BF: Sure. I tell the inventors that I work with several key things:
- Keep an open mind
- Listen to what people say, especially those you are working with
- Do your own research and due diligence
- Follow your dreams
- Bringing something to life and sharing it with others IS the ultimate goal
- Look at your idea as a business. Separate your emotions from the business in order to make clear decisions. BOTTOM LINE – will you make money from your idea?
- Timing is everything. The market may not support your idea today, but months or years later the idea could take off. For example, I began selling “Eggstra Space” via various distribution methods. Today, there may be an opportunity to sell it in a retail store.
Attendees of Invention-Con 2018, the United States Patent and Trademark Office’s (USPTO’s) conference for inventors, makers and entrepreneurs had the opportunity to hear Brian speak about his experience.
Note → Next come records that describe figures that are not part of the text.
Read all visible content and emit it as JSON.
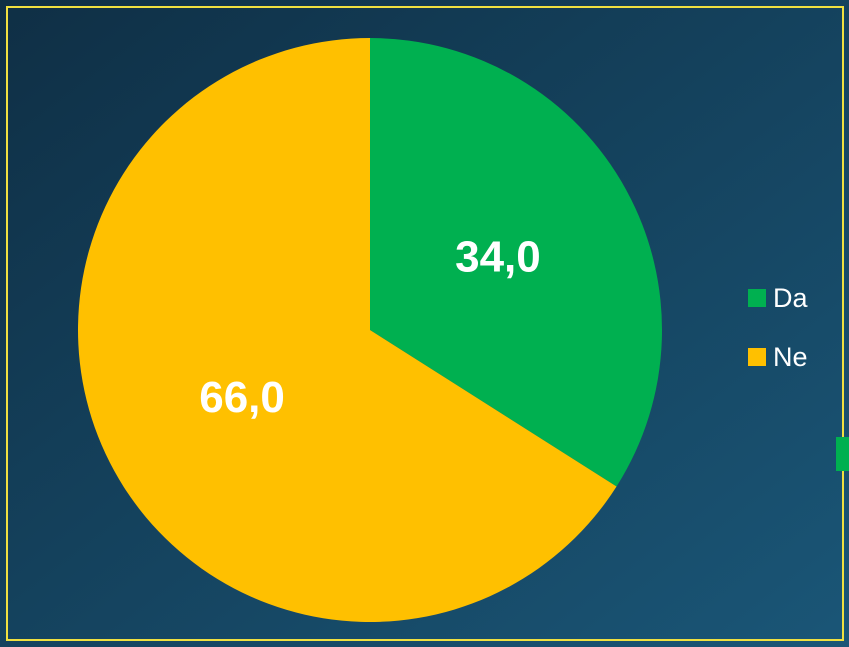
{
  "chart_data": {
    "type": "pie",
    "categories": [
      "Da",
      "Ne"
    ],
    "values": [
      34,
      66
    ],
    "value_labels": [
      "34,0",
      "66,0"
    ],
    "colors": [
      "#00b050",
      "#ffc000"
    ],
    "legend": "right"
  }
}
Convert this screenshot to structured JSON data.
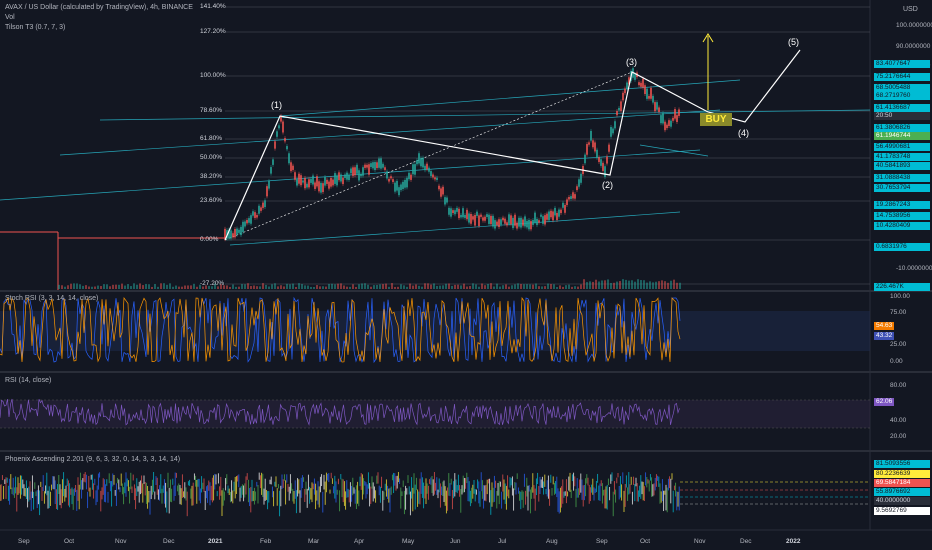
{
  "header": {
    "title": "AVAX / US Dollar (calculated by TradingView), 4h, BINANCE",
    "vol_label": "Vol",
    "indicator_label": "Tilson T3 (0.7, 7, 3)",
    "currency": "USD"
  },
  "panes": {
    "stoch_label": "Stoch RSI (3, 3, 14, 14, close)",
    "rsi_label": "RSI (14, close)",
    "phoenix_label": "Phoenix Ascending 2.201 (9, 6, 3, 32, 0, 14, 3, 3, 14, 14)"
  },
  "buy_label": "BUY",
  "waves": [
    "(1)",
    "(2)",
    "(3)",
    "(4)",
    "(5)"
  ],
  "fib_levels": [
    "141.40%",
    "127.20%",
    "100.00%",
    "78.60%",
    "61.80%",
    "50.00%",
    "38.20%",
    "23.60%",
    "0.00%",
    "-27.20%"
  ],
  "price_axis": {
    "ticks": [
      "100.0000000",
      "90.0000000",
      "80.0000000",
      "-10.0000000"
    ],
    "tags": [
      {
        "text": "83.4077647",
        "style": "blue"
      },
      {
        "text": "75.2176644",
        "style": "blue"
      },
      {
        "text": "68.5005488",
        "style": "blue"
      },
      {
        "text": "68.2719760",
        "style": "blue"
      },
      {
        "text": "61.4136687",
        "style": "blue"
      },
      {
        "text": "20:50",
        "style": "gray"
      },
      {
        "text": "61.3806826",
        "style": "blue"
      },
      {
        "text": "61.1946744",
        "style": "green"
      },
      {
        "text": "56.4990681",
        "style": "blue"
      },
      {
        "text": "40.5841893",
        "style": "blue"
      },
      {
        "text": "41.1783748",
        "style": "blue"
      },
      {
        "text": "31.0888438",
        "style": "blue"
      },
      {
        "text": "30.7653794",
        "style": "blue"
      },
      {
        "text": "19.2867243",
        "style": "blue"
      },
      {
        "text": "14.7538956",
        "style": "blue"
      },
      {
        "text": "10.4280409",
        "style": "blue"
      },
      {
        "text": "0.6831976",
        "style": "blue"
      },
      {
        "text": "226.467K",
        "style": "blue"
      }
    ]
  },
  "stoch_axis": {
    "ticks": [
      "100.00",
      "75.00",
      "25.00",
      "0.00"
    ],
    "tags": [
      {
        "text": "54.63",
        "style": "orange"
      },
      {
        "text": "43.32",
        "style": "indigo"
      }
    ]
  },
  "rsi_axis": {
    "ticks": [
      "80.00",
      "40.00",
      "20.00"
    ],
    "tags": [
      {
        "text": "62.06",
        "style": "purple"
      }
    ]
  },
  "phoenix_axis": {
    "tags": [
      {
        "text": "81.5093556",
        "style": "blue"
      },
      {
        "text": "80.2236639",
        "style": "yellow"
      },
      {
        "text": "69.5847184",
        "style": "red"
      },
      {
        "text": "55.8976692",
        "style": "blue"
      },
      {
        "text": "40.0000000",
        "style": "gray"
      },
      {
        "text": "9.5692769",
        "style": "white"
      }
    ]
  },
  "time_axis": [
    "Sep",
    "Oct",
    "Nov",
    "Dec",
    "2021",
    "Feb",
    "Mar",
    "Apr",
    "May",
    "Jun",
    "Jul",
    "Aug",
    "Sep",
    "Oct",
    "Nov",
    "Dec",
    "2022"
  ],
  "chart_data": {
    "type": "line",
    "series_note": "",
    "x": [
      "2021-01-01",
      "2021-02-10",
      "2021-03-15",
      "2021-04-15",
      "2021-05-10",
      "2021-06-20",
      "2021-07-20",
      "2021-08-10",
      "2021-09-01",
      "2021-09-15",
      "2021-09-23",
      "2021-10-05",
      "2021-10-20"
    ],
    "values": [
      3,
      55,
      30,
      40,
      20,
      12,
      11,
      25,
      63,
      40,
      100,
      72,
      61.4
    ],
    "ylim": [
      -27,
      145
    ],
    "wave_points": [
      {
        "label": "(1)",
        "date": "2021-02-10",
        "value": 59
      },
      {
        "label": "(2)",
        "date": "2021-09-15",
        "value": 36
      },
      {
        "label": "(3)",
        "date": "2021-09-23",
        "value": 100
      },
      {
        "label": "(4)",
        "date": "2021-11-20",
        "value": 65
      },
      {
        "label": "(5)",
        "date": "2022-01-05",
        "value": 90
      }
    ],
    "stoch_rsi": {
      "k": 54.63,
      "d": 43.32
    },
    "rsi": 62.06
  }
}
Many inspiring inventors that attended the conference were also able to speak with Brian during the breaks and after the daily events to receive his expert advice and tips for success.
The USPTO gives you useful information and non-legal advice in the areas of patents and trademarks. The patent and trademark statutes and regulations should be consulted before attempting to apply for a patent or register a trademark. These laws and the application process can be complicated. If you have intellectual property that could be patented or registered as a trademark, the use of an attorney or agent who is qualified to represent you in the USPTO is advised.